Software fails, and it often occurs at the wrong time. When failures occur I want to understand why, and will usually start putting together the events that lead up to the issue. Some application issues can be root caused by reviewing logs, but catastrophic crashes will often require the admin to sit down with gdb and review a core file if it exists.
Solaris has always led the charge when it comes to reliably creating core files during crashes. System crashes will cause core files to be dumped to /var/crash, and the coreadm utility can be used to save application core files. Linux has been playing catch up in this realm, and just in the past couple of years started providing diskdump and netdump to generate kernel crash dumps when an OOPS occurs (in my experience these tools aren’t as reliable as their Solaris counterparts though).
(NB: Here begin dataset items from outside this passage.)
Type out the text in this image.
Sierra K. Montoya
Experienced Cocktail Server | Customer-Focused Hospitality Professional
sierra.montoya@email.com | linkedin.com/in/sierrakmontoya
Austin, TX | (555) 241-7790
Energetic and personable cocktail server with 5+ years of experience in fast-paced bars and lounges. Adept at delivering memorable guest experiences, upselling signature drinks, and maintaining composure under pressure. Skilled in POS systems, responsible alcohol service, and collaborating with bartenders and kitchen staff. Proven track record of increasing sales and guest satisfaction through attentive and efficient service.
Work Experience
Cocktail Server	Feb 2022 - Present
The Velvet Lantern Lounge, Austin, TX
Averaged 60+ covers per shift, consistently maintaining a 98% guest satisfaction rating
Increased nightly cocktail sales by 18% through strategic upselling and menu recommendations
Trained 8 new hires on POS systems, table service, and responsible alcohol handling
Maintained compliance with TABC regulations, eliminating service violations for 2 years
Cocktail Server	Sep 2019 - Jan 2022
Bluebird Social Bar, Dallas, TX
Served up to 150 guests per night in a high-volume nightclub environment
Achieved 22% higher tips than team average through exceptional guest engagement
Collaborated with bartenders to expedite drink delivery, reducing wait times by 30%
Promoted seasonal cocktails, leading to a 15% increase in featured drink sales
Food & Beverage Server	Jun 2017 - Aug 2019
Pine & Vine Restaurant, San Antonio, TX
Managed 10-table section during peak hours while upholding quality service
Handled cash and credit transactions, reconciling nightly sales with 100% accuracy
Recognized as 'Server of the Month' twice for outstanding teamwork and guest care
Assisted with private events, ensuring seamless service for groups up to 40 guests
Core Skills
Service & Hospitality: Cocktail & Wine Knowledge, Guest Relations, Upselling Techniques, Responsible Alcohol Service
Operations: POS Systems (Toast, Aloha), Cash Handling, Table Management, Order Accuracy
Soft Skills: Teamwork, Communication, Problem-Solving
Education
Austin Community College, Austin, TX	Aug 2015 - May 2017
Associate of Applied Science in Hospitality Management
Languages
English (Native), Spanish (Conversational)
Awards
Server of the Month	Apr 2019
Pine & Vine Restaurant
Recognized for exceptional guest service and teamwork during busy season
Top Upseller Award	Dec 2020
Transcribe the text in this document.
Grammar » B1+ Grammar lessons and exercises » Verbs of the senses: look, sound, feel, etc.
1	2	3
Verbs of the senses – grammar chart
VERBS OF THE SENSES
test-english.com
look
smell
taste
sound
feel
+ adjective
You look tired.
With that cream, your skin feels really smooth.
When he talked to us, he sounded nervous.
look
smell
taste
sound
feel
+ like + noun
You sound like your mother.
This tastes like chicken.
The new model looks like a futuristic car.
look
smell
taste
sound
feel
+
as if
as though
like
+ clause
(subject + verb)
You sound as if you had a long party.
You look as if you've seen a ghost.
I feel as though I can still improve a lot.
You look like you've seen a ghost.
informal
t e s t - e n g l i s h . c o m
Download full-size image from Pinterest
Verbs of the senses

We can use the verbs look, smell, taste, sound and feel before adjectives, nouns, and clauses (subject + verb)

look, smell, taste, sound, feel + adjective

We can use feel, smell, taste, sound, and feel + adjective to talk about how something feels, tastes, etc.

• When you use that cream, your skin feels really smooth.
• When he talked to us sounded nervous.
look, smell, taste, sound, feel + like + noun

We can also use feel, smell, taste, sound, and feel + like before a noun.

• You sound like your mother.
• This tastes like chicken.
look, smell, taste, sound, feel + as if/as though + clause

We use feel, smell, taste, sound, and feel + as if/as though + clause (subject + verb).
In the latest releases of Fedora, the automated bug-reporting tool (abrt) infrastructure was added to generate core files when processes crashed. The abrt website provides the following description for their automated crash dump collection infrastructure:
“abrt is a daemon that watches for application crashes. When a crash occurs, it collects the crash data (core file, application’s command line etc.) and takes action according to the type of application that crashed and according to the configuration in the abrt.conf configuration file. There are plugins for various actions: for example to report the crash to Bugzilla, to mail the report, to transfer the report via FTP or SCP, or to run a specified application."*
This is a welcome addition to the Linux family, and it works pretty well from my initial testing. To see abrt in action I created a script and sent it a SIGSEGV:
$ cat loop
#!/bin/bash
while :; do
sleep 1
done
$ ./loop &
[1] 22790
$ kill -SIGSEGV 22790
[1]+ Segmentation fault (core dumped) ./loop
Once the fault occurred I tailed /var/log/messages to get the crash dump location:
$ tail -20 /var/log/messages
Jan 17 09:52:08 theshack abrt[20136]: Saved core dump of pid 20126 (/bin/bash) to /var/spool/abrt/ccpp-2012-01-17-09:52:08-20126 (487424 bytes)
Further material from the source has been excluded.